They're vain, arrogant and sometimes even criminal. So why do we forgive footballers?

Footballers are not easy to like. They're over-paid, over-indulged, mollycoddled man-babies. Many of them are also half-witted and arrogant. Some are also philandering scoundrels.

But I love football, and you can’t really love football without adoring footballers. For me, a Scotsman with no national team to get behind in Brazil, and my other team, England, on their way home, this World Cup is all about enjoying displays of individual brilliance and moments of redemptive glory.

The competition is now in its second week and there has already been plenty of heroism and magic. It has almost been mesmerising enough to make me forget about the alleged FIFA corruption, protests in Brazil,  and what on earth is going to happen in 2022.

The World Cup offers the chance for personal redemption, an opportunity for players to overcome obstacles and wash away old sins.

These are mostly young men who have spent the season whining or underachieving, falling out managers and teammates, conniving with agents to engineer a mega-bucks move elsewhere, or have spent time off the pitch starring in an unsavoury court case or two.

The World Cup offers a release from all this, a temporary atonement from the life of a ego-driven, one-man brand. You can see it on the faces when they celebrate. The elation is uncontrived, more explosive than usual.

For one summer every four years, world-class players come closest to experiencing the pure, uncomplicated joy they felt as children on the field.

So which players merit our admiration and forgiveness? If it’s physical redemption you’re after, look no further than Luis Suarez. I know, it still hurts, but only month on from knee surgery he returned to save his nation (and sink England) with two inspired moments.

Suarez’s transgressions are well-documented: the biting of Branislav Ivanovic and the racial abuse of Patrice Evra sit at the top of his charge sheet. But when he keeps on delivering dazzling goals, the true football fan is left marvelling in awe. As one England supporter admitted after Thursday night's game: “Suarez is class...he’s a master.”

England’s own players are far from masterful, but there was still some World Cup alchemy going on this World Cup. Raheem Sterling has emerged as our attacking talisman, the one who transformed normally dull and solid England into a side with flair and adventure.

Sterling was told by his club manager to “stabilise his life” last year, after appearing in court for driving offences, as well as the assault of his ex-girlfriend (he was later cleared). But after a fantastic season, and strong performance in the World Cup, his status as a “bad boy” has now been replaced with "rising star".

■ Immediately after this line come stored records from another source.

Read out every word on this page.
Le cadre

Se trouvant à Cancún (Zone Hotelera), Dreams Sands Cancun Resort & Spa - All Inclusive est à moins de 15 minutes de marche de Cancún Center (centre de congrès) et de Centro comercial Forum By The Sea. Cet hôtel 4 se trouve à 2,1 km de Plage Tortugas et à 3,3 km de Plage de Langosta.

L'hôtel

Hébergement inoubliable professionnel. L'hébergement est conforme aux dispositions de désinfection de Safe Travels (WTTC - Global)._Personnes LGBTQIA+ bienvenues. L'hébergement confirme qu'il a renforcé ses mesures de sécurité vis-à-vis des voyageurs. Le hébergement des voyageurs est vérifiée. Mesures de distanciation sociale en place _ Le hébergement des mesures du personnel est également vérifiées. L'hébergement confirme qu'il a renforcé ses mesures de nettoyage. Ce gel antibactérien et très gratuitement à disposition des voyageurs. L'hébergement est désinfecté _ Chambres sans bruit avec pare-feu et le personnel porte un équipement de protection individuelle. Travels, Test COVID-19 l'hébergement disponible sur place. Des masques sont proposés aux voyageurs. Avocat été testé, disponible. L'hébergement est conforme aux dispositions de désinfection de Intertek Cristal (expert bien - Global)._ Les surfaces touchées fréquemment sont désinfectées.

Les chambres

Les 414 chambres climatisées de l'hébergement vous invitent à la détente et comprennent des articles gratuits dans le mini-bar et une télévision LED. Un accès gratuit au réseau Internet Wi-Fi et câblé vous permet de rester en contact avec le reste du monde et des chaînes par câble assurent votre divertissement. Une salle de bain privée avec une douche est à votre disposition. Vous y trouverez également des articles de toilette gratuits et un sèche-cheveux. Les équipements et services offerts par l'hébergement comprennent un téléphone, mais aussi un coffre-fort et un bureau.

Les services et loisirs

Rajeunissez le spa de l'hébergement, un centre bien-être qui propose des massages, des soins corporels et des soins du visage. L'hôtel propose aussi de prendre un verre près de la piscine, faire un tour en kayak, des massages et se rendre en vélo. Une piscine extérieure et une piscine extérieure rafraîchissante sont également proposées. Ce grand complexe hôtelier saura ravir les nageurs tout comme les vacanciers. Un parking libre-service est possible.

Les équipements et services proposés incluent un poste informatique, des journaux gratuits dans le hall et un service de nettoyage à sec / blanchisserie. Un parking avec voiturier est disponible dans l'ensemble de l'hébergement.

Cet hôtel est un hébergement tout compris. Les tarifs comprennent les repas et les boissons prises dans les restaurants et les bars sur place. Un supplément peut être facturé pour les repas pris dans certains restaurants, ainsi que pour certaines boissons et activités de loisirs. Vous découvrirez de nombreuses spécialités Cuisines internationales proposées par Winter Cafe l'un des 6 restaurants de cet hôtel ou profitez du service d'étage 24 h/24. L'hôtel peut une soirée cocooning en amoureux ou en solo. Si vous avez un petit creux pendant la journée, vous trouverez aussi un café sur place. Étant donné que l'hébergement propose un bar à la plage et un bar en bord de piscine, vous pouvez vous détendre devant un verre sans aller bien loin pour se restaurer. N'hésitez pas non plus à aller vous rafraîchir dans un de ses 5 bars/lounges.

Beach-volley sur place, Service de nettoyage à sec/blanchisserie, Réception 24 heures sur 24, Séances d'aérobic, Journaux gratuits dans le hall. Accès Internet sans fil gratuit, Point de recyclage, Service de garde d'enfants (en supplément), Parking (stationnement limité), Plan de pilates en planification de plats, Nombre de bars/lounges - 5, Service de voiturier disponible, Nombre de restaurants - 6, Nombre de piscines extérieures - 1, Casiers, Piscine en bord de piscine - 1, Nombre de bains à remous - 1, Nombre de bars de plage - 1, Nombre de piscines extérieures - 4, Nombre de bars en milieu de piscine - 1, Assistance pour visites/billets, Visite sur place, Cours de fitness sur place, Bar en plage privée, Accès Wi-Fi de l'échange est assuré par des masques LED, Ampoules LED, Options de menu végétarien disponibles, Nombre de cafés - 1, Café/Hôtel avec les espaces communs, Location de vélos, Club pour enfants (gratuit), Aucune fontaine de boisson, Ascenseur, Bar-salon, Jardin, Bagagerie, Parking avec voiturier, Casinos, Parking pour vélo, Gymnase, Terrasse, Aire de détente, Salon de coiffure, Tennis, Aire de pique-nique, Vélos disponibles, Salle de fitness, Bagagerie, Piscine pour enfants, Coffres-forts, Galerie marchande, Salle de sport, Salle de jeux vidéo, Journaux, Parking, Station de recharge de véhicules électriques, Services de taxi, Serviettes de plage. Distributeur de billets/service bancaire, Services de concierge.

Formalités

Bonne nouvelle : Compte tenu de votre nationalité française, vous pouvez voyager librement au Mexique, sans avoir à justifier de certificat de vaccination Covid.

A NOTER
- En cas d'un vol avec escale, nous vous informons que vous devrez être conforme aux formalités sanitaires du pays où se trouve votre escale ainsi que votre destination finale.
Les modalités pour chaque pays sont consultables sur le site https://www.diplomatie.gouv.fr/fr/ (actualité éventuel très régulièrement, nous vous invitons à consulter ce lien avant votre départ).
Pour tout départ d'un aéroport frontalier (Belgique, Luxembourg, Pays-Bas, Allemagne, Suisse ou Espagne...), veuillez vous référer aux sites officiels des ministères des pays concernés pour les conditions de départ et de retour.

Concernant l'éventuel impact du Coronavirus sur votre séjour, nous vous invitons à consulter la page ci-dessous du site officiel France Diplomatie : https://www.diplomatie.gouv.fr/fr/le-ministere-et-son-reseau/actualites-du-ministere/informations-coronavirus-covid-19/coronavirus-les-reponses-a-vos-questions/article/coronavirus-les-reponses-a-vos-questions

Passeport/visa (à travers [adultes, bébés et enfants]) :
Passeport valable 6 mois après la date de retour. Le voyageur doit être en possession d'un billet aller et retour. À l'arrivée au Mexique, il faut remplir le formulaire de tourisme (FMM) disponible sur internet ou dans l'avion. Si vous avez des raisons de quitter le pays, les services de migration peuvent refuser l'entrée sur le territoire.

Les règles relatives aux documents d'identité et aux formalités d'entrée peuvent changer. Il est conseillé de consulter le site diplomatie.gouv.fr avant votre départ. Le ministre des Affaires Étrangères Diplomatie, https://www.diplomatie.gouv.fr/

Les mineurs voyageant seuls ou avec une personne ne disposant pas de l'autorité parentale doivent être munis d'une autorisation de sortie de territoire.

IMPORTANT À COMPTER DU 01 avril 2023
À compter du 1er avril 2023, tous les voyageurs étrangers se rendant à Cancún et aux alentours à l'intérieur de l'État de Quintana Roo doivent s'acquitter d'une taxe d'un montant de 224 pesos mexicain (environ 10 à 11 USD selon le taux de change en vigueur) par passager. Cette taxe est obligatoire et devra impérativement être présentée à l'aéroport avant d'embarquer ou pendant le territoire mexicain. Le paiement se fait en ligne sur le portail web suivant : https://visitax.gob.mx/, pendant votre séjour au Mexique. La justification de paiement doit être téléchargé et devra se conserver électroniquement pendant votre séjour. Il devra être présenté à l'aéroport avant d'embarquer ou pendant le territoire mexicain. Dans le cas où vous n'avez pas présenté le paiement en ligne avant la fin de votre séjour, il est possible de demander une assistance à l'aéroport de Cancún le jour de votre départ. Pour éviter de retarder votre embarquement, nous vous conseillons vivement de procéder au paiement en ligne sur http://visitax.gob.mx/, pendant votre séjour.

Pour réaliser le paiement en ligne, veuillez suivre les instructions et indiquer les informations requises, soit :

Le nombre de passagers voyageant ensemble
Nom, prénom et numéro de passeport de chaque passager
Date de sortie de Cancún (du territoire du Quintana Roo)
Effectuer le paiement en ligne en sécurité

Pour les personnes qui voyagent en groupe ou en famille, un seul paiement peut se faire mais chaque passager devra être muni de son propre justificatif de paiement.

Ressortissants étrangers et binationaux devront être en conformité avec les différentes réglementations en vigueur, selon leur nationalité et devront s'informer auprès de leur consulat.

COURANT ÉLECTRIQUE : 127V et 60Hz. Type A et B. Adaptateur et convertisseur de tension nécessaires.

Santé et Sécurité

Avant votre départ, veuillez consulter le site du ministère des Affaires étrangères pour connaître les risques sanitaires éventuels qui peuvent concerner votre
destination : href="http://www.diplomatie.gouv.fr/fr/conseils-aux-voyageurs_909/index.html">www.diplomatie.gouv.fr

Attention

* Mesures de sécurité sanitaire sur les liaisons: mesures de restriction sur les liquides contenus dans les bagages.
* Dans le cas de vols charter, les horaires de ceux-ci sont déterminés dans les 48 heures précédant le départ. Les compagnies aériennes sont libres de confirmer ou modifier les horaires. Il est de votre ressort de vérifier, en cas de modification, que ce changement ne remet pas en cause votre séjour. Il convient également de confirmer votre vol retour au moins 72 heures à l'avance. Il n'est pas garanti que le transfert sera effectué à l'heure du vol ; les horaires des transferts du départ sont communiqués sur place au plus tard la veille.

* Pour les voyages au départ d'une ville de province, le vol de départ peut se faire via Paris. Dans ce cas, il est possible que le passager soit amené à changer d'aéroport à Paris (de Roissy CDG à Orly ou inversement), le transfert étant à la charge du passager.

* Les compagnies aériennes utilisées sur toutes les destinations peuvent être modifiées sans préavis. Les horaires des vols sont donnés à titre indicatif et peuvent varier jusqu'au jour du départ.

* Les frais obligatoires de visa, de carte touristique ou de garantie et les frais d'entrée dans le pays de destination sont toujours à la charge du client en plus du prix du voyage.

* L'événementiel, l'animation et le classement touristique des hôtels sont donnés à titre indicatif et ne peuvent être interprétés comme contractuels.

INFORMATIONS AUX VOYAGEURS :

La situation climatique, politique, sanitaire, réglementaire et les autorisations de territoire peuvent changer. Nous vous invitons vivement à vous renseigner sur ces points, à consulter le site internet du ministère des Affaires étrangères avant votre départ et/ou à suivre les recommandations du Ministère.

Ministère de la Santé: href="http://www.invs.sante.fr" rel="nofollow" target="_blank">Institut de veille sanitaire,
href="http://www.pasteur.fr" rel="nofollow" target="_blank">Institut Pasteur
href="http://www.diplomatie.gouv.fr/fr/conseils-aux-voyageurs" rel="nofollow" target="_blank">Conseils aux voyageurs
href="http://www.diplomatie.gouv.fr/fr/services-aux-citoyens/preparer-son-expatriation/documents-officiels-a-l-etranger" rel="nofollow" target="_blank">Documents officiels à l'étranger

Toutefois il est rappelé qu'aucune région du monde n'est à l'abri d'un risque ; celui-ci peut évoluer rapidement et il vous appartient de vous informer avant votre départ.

There's also Yaya Touré, the Ivory Coast captain who moaned last month that he wasn’t being paid enough attention by his club, Manchester City. (To borrow a phrase from Mad Men’s Don Draper: “That’s what the money is for”.)

Despite my best efforts to begrudge him, there is something so compelling about the laughably casual ease with which Touré wanders past opposition players.

Now take Lionel Messi: the best player ever to play the beautiful game. There is no fairy-tale back story. He grew up comfortably in the suburbs of Rosario before moving to Barcelona as a teenager. Less sympathetic still, Messi’s father remains under investigation over tax evasion to the tune of £3.2million. But I really I don’t care about Messi’s tax affairs.

Messi exists only to play football. He is there to electrify the crowds as he dances toward the opposition goal, to rouse that weird, primitive part of yourself which has nothing to do with judgment, priorities or logic.

In truth, the reasons I adore particular players are often flimsy. They are mostly to do with the way they caress the ball or pick out a pass.

But what happens on the pitch is a realm suspended from the real world. It resists all the ordinary reasons we might make assessments on morality or character.

Footballers are not easy to like. They are not supposed to be liked. But they exist to be adored.